Let $S$ be a non-empty set.

Let $\mathbb F$ be one of the standard number sets: $\Z, \Q, \R$ or $\C$.

Let $\mathbb F^S$ be the set of all mappings $f: S \to \mathbb F$.

The (binary) operation of pointwise addition is defined on $\mathbb F^S$ as:

$+: \mathbb F^S \times \mathbb F^S \to \mathbb F^S: \forall f, g \in \mathbb F^S:$
$\forall s \in S: \map {\paren {f + g} } s := \map f s + \map g s$

where the $+$ on the right hand side is conventional arithmetic addition.

## Specific Number Sets

Specific instantiations of this concept to particular number sets are as follows:

### Integer-Valued Functions

Let $f, g: S \to \Z$ be integer-valued functions.

Then the pointwise sum of $f$ and $g$ is defined as:

$f + g: S \to \Z:$
$\forall s \in S: \left({f + g}\right) \left({s}\right) := f \left({s}\right) + g \left({s}\right)$

where the $+$ on the right hand side is integer addition.

### Rational-Valued Functions

Let $f, g: S \to \Q$ be rational-valued functions.

Then the pointwise sum of $f$ and $g$ is defined as:

$f + g: S \to \Q:$
$\forall s \in S: \left({f + g}\right) \left({s}\right) := f \left({s}\right) + g \left({s}\right)$

where the $+$ on the right hand side is integer addition.

### Real-Valued Functions

Let $f, g: S \to \R$ be real-valued functions.

Then the pointwise sum of $f$ and $g$ is defined as:

$f + g: S \to \R:$
$\forall s \in S: \left({f + g}\right) \left({s}\right) := f \left({s}\right) + g \left({s}\right)$

where the $+$ on the right hand side is real-number addition.

### Complex-Valued Functions

Let $f, g: S \to \C$ be complex-valued functions.

Then the pointwise sum of $f$ and $g$ is defined as:

$f + g: S \to \C:$
$\forall s \in S: \left({f + g}\right) \left({s}\right) := f \left({s}\right) + g \left({s}\right)$

where the $+$ on the RHS is complex addition.

## Pointwise Addition on Ring of Mappings

Let $\struct {R, +, \circ}$ be a ring.

Let $S$ be a set.

Let $\struct {R^S, +', \circ'}$ be the ring of mappings from $S$ to $R$.

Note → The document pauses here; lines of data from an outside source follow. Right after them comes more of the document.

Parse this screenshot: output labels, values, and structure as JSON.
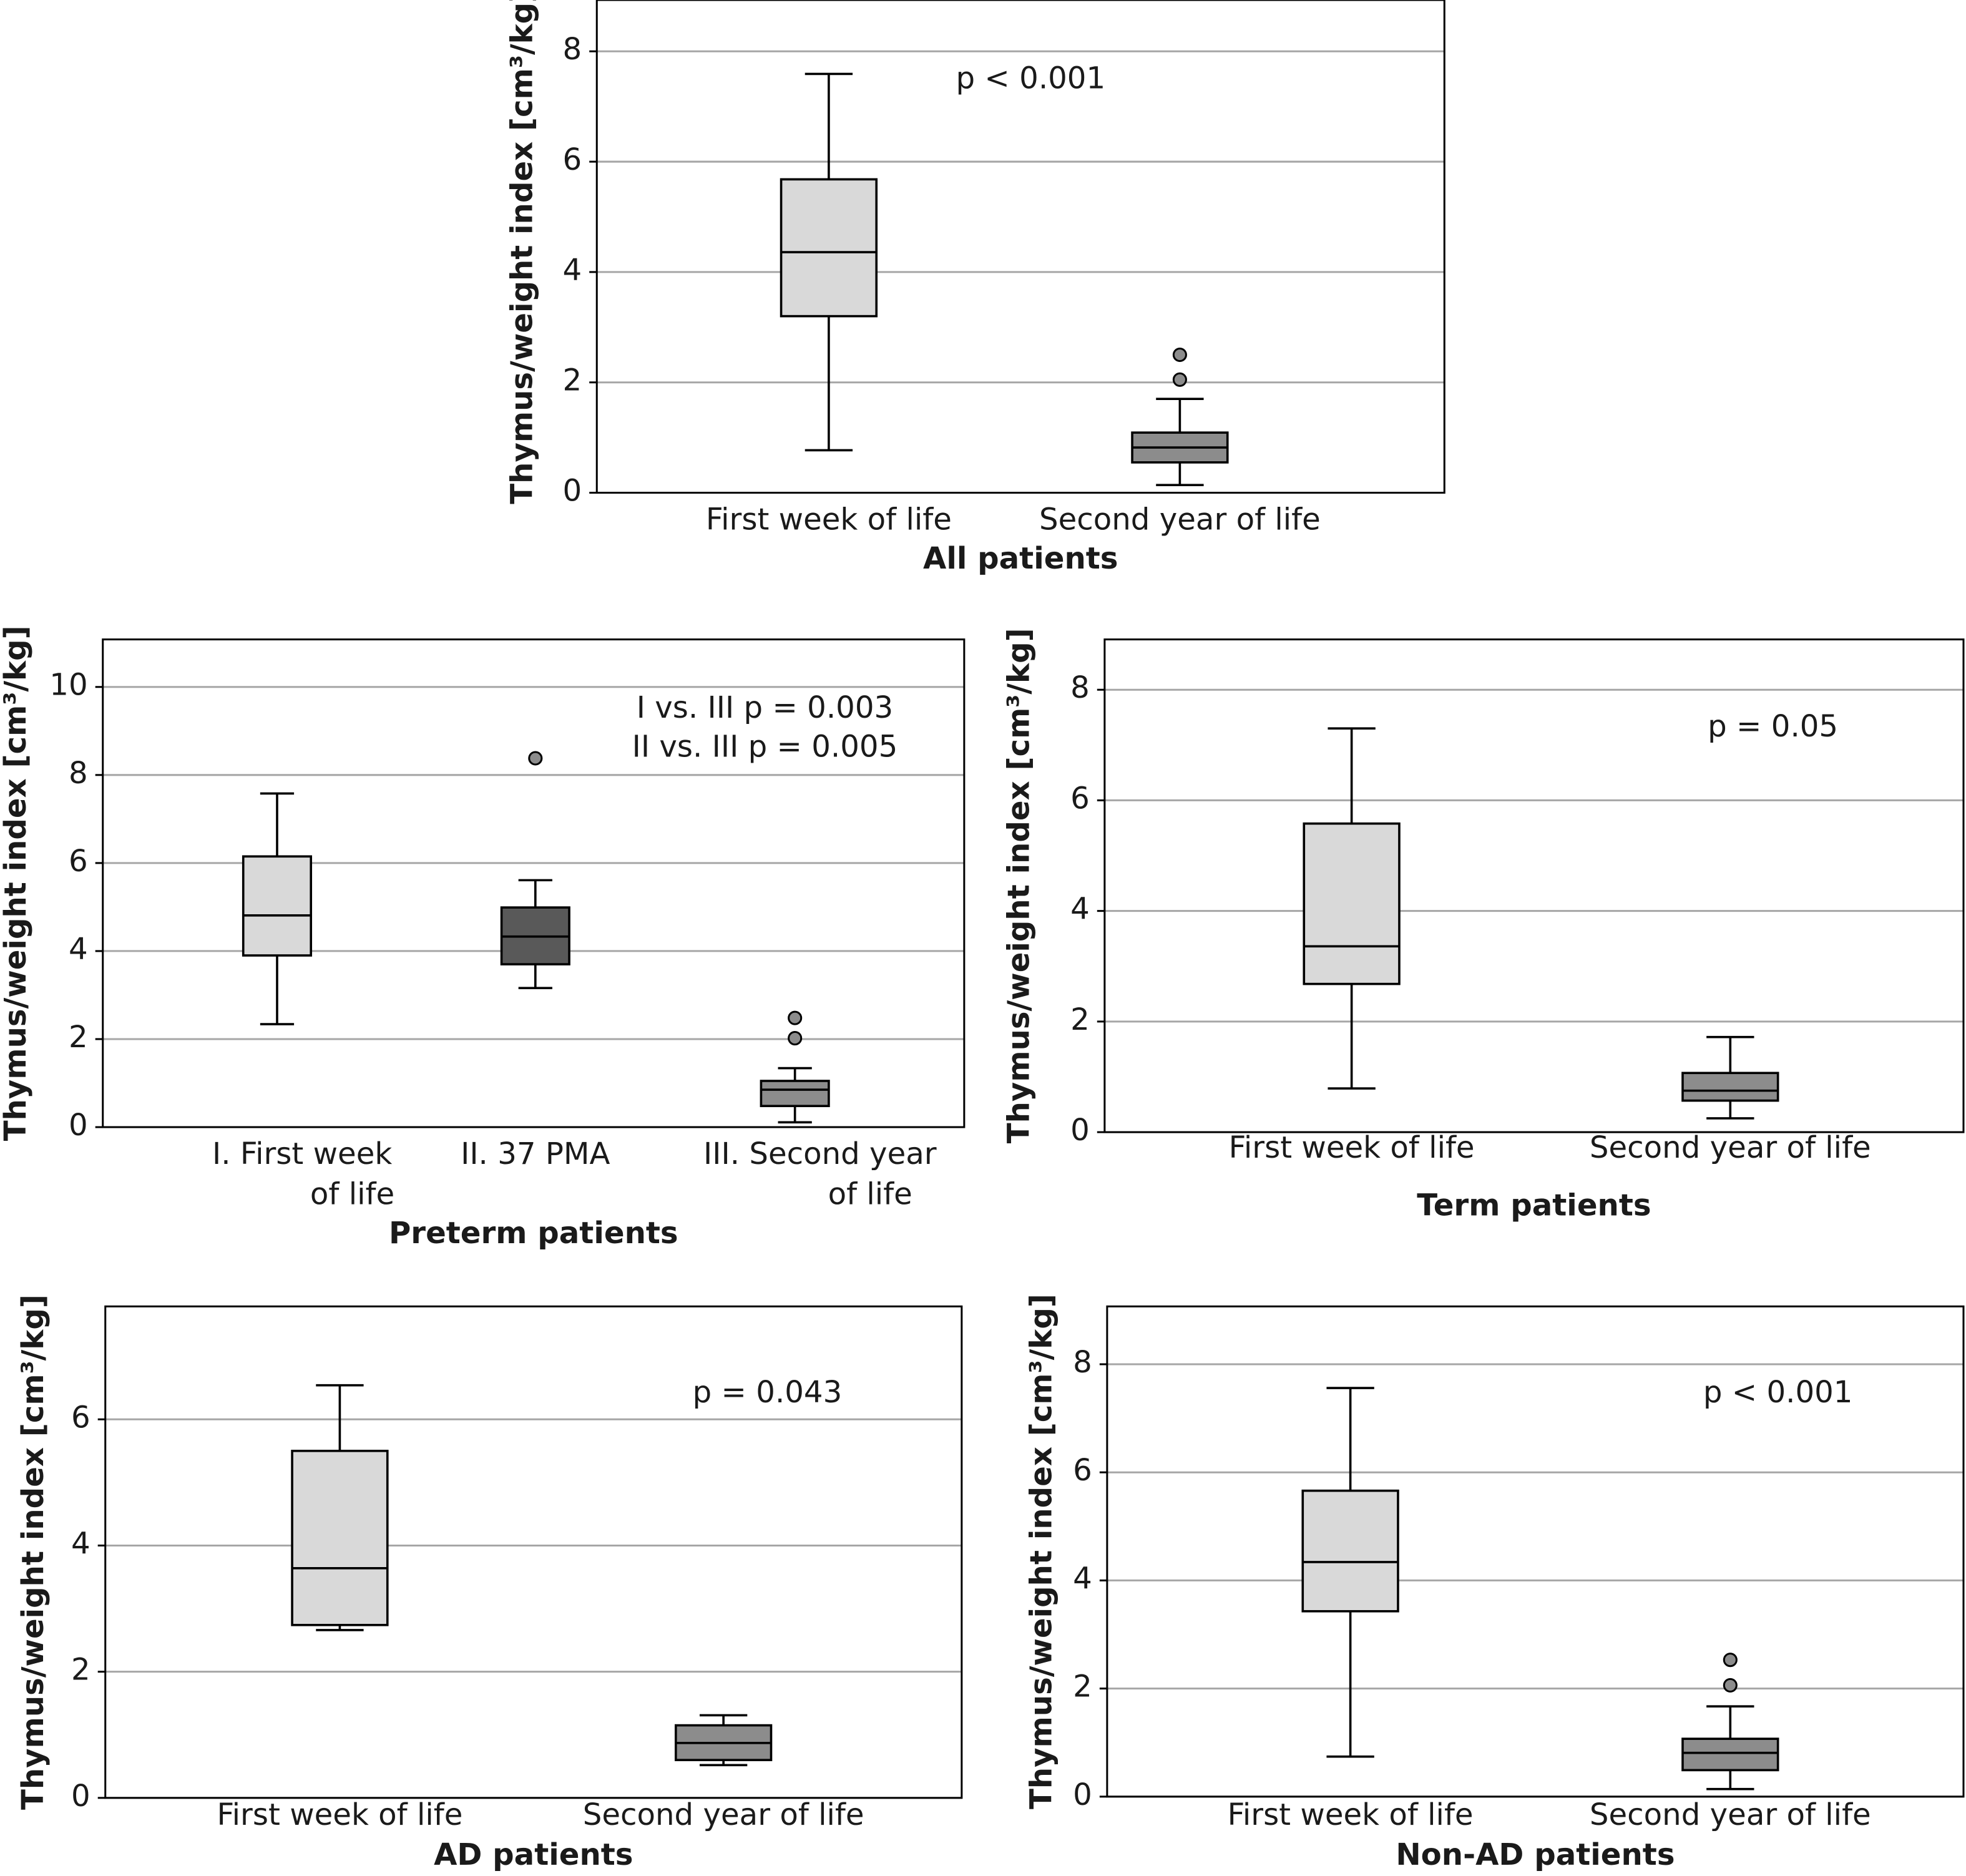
{
  "chart_data": [
    {
      "type": "box",
      "title": "All patients",
      "ylabel": "Thymus/weight index [cm³/kg]",
      "annotations": [
        "p < 0.001"
      ],
      "categories": [
        "First week of life",
        "Second year of life"
      ],
      "boxes": [
        {
          "low": 0.77,
          "q1": 3.2,
          "median": 4.36,
          "q3": 5.68,
          "high": 7.59,
          "outliers": [],
          "color": "#d9d9d9"
        },
        {
          "low": 0.14,
          "q1": 0.55,
          "median": 0.82,
          "q3": 1.09,
          "high": 1.7,
          "outliers": [
            2.05,
            2.5
          ],
          "color": "#8c8c8c"
        }
      ],
      "ylim": [
        0,
        8.93
      ],
      "yticks": [
        0,
        2,
        4,
        6,
        8
      ],
      "grid": true
    },
    {
      "type": "box",
      "title": "Preterm patients",
      "ylabel": "Thymus/weight index [cm³/kg]",
      "annotations": [
        "I vs. III p = 0.003",
        "II vs. III p = 0.005"
      ],
      "categories": [
        "I. First week of life",
        "II. 37 PMA",
        "III. Second year of life"
      ],
      "boxes": [
        {
          "low": 2.34,
          "q1": 3.9,
          "median": 4.81,
          "q3": 6.15,
          "high": 7.58,
          "outliers": [],
          "color": "#d9d9d9"
        },
        {
          "low": 3.16,
          "q1": 3.7,
          "median": 4.33,
          "q3": 4.99,
          "high": 5.61,
          "outliers": [
            8.38
          ],
          "color": "#595959"
        },
        {
          "low": 0.11,
          "q1": 0.48,
          "median": 0.85,
          "q3": 1.05,
          "high": 1.34,
          "outliers": [
            2.02,
            2.48
          ],
          "color": "#8c8c8c"
        }
      ],
      "ylim": [
        0,
        11.08
      ],
      "yticks": [
        0,
        2,
        4,
        6,
        8,
        10
      ],
      "grid": true
    },
    {
      "type": "box",
      "title": "Term patients",
      "ylabel": "Thymus/weight index [cm³/kg]",
      "annotations": [
        "p = 0.05"
      ],
      "categories": [
        "First week of life",
        "Second year of life"
      ],
      "boxes": [
        {
          "low": 0.79,
          "q1": 2.68,
          "median": 3.36,
          "q3": 5.58,
          "high": 7.3,
          "outliers": [],
          "color": "#d9d9d9"
        },
        {
          "low": 0.25,
          "q1": 0.57,
          "median": 0.75,
          "q3": 1.07,
          "high": 1.72,
          "outliers": [],
          "color": "#8c8c8c"
        }
      ],
      "ylim": [
        0,
        8.91
      ],
      "yticks": [
        0,
        2,
        4,
        6,
        8
      ],
      "grid": true
    },
    {
      "type": "box",
      "title": "AD patients",
      "ylabel": "Thymus/weight index [cm³/kg]",
      "annotations": [
        "p = 0.043"
      ],
      "categories": [
        "First week of life",
        "Second year of life"
      ],
      "boxes": [
        {
          "low": 2.66,
          "q1": 2.74,
          "median": 3.64,
          "q3": 5.5,
          "high": 6.54,
          "outliers": [],
          "color": "#d9d9d9"
        },
        {
          "low": 0.52,
          "q1": 0.6,
          "median": 0.87,
          "q3": 1.15,
          "high": 1.31,
          "outliers": [],
          "color": "#8c8c8c"
        }
      ],
      "ylim": [
        0,
        7.79
      ],
      "yticks": [
        0,
        2,
        4,
        6
      ],
      "grid": true
    },
    {
      "type": "box",
      "title": "Non-AD patients",
      "ylabel": "Thymus/weight index [cm³/kg]",
      "annotations": [
        "p < 0.001"
      ],
      "categories": [
        "First week of life",
        "Second year of life"
      ],
      "boxes": [
        {
          "low": 0.74,
          "q1": 3.43,
          "median": 4.34,
          "q3": 5.66,
          "high": 7.56,
          "outliers": [],
          "color": "#d9d9d9"
        },
        {
          "low": 0.14,
          "q1": 0.49,
          "median": 0.81,
          "q3": 1.07,
          "high": 1.67,
          "outliers": [
            2.06,
            2.53
          ],
          "color": "#8c8c8c"
        }
      ],
      "ylim": [
        0,
        9.07
      ],
      "yticks": [
        0,
        2,
        4,
        6,
        8
      ],
      "grid": true
    }
  ]
}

The operation $+’$ induced by $+$ on the ring of mappings from $S$ to $R$ is called pointwise addition and is defined as:

$\forall f, g \in R^S: f +’ g \in R^S :$
$\forall s \in S : \map {\paren {f +’ g}} x = \map f x + \map g x$

## Pointwise Addition on Ring of Sequences

Let $\struct {R, +, \circ}$ be a ring.

Let $\struct {R^\N, +', \circ'}$ be the ring of sequences over $R$.

The operation $+’$ induced by $+$ on the ring of sequences is called pointwise addition and is defined as:

$\forall \sequence {x_n}, \sequence {y_n} \in R^{\N}: \sequence {x_n} +' \sequence {y_n} = \sequence {x_n + y_n}$

## Also see

It can be seen that these definitions instantiate the more general Pointwise Operation on Number-Valued Functions.